Pero alegría, que semejante dolor religioso y de la Madre Tierra ha inspirado al Hombre creador, escribiendo y proclamando las bondades que le ha legado su compañera de vida, aunque a la hora de apreciarlas y defenderlas pase de largo.
Es entonces cuando la Humanidad entera acude al nuevo profeta que pinta la vida tan maravillosa: para firmar sus libros, para tocarle y abrazarle, mientras pisotean e invaden el hogar que este habita, dando por sentado que les puede proveer de todo lo que se les antoje.
Aronofsky crea una pesadilla épica e interminable, regada con flashes y muchedumbre, que pega un repaso a escala asfixiante de las reivindicaciones, golpes, manías, dictaduras, crueldades, conformismos y ansias de los últimos milenios, todos ellos reducidos al absurdo terrorífico de una sola casa, que quiero pensar que en su pequeñez simboliza el burdo y superpoblado planeta que habitamos.
("Terror" es poco para definir todo esto)

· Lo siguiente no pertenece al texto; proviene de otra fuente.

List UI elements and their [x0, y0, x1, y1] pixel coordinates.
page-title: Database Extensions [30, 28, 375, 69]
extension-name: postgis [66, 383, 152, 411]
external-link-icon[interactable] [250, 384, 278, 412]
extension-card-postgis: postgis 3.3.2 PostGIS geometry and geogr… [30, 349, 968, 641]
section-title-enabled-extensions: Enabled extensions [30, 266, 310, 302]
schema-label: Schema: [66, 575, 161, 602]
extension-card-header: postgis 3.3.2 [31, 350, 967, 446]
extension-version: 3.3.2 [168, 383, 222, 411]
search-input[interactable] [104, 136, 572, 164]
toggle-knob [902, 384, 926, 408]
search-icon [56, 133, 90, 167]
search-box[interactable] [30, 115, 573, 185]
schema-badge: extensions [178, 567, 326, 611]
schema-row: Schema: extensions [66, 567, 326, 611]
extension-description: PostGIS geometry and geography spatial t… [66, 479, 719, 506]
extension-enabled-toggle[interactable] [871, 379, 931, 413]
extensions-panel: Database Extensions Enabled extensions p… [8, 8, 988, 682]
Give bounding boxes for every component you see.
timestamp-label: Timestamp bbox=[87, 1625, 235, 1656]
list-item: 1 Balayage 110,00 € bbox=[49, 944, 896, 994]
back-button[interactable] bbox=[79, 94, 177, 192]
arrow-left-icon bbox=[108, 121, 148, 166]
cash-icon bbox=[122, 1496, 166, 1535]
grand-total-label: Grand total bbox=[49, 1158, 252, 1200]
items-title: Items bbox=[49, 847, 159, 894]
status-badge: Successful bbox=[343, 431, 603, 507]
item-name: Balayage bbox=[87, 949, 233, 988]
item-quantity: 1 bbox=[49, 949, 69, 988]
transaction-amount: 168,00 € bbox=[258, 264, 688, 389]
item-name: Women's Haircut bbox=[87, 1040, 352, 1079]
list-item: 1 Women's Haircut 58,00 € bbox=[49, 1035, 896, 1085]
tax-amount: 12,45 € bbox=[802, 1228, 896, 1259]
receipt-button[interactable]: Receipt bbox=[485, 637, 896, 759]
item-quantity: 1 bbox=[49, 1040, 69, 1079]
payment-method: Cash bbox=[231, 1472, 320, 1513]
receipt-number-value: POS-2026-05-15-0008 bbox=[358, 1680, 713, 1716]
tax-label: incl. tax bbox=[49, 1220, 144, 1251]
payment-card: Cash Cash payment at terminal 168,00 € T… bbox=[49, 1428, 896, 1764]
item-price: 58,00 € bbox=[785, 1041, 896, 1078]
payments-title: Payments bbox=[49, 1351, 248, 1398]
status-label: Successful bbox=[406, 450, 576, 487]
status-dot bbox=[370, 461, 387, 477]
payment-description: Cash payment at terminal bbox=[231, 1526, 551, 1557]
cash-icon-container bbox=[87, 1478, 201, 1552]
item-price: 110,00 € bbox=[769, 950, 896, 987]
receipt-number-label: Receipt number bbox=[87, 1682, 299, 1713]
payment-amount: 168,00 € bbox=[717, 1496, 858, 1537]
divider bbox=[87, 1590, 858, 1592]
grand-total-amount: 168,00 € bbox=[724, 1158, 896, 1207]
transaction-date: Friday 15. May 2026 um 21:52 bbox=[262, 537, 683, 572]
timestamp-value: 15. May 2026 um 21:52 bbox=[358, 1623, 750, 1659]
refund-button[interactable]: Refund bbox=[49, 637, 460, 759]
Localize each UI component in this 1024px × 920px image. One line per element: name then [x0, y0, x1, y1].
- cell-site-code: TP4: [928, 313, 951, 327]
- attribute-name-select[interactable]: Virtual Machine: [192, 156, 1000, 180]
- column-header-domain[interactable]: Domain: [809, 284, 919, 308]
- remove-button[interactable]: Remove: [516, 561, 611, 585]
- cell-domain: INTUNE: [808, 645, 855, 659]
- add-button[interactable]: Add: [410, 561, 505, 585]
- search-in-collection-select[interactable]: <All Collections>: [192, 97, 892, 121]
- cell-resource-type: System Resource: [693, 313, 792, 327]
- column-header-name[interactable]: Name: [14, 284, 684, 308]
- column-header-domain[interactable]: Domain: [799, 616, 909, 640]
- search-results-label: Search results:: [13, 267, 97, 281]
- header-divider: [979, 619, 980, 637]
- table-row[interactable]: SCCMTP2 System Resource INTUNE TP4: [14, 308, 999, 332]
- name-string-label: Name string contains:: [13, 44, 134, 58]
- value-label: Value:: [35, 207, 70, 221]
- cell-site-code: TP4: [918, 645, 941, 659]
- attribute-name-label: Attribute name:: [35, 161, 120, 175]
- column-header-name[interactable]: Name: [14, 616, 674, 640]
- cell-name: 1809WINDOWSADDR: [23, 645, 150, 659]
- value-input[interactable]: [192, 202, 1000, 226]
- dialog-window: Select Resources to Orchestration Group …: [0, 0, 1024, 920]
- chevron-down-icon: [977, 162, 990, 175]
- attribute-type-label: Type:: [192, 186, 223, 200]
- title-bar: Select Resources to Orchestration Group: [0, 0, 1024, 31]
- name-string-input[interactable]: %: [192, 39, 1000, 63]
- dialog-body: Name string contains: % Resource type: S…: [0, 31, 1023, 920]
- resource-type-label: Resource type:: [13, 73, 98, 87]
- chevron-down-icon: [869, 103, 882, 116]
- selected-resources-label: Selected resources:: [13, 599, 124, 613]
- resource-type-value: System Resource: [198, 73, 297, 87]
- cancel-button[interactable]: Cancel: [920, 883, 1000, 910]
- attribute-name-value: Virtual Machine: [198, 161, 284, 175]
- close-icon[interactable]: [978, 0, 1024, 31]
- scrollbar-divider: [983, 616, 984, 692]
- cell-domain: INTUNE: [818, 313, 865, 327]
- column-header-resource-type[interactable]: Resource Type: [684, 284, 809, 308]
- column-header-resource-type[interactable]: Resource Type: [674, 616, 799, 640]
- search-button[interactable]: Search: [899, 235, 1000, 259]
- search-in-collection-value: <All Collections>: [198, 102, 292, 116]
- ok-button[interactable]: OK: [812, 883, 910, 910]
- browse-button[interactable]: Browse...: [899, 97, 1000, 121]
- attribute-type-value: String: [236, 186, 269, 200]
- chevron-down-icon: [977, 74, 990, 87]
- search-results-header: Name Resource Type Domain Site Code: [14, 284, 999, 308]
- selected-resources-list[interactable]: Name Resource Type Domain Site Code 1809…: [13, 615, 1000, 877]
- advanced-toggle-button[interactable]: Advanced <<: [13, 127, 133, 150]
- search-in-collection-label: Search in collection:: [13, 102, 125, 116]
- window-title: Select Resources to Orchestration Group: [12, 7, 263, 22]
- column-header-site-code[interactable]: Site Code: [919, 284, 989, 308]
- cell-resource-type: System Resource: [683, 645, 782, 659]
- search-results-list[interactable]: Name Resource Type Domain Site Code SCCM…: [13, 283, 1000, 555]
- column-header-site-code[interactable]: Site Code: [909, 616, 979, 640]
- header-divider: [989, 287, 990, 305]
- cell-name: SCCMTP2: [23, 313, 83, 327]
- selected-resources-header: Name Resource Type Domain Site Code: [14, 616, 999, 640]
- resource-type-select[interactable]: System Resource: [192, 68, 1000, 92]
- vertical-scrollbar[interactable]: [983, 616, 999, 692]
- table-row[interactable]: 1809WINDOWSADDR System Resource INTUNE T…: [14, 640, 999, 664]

La violencia de Ella no se hace esperar, y pronto encuentra respuesta en violentos puñetazos y gritos de "puta, cómo te atreves a matarnos después de que hayamos destrozado tu casa y tu vida", pero ante todo eso vuelve a surgir Él como la cara amable de una Humanidad que en el fondo la quiere, pero a su manera.
Pero Ella, ante otro "te quiero" sin valor, no puede ignorar el definitivo recrudecimiento de su corazón un segundo más: lo que tarda en provocar una catástrofe explosiva que acaba con toda vida en su casa, tal como en algún momento sucederá a una Humanidad cruel y desconsiderada con ella.
Quedaba, sin embargo, una última cosa por arrancar.
Lo último que se puede dar, y la prueba definitiva de que el ser humano nunca cambiará: Él pide y coge el corazón de Ella, su amor, su diosa, porque no lo puede evitar, tiene que destruir para crear.
Y por eso sonreía cuando colocaba su nueva roca de pensamiento racional en su nuevo hogar.
Porque ya sabía que lo haría, y que esa misma situación le volverá a encontrar.
Así somos, ni en un millón de milenios te podríamos perdonar.
Madre, perdónanos tú, aunque por desgracia te vaya a costar.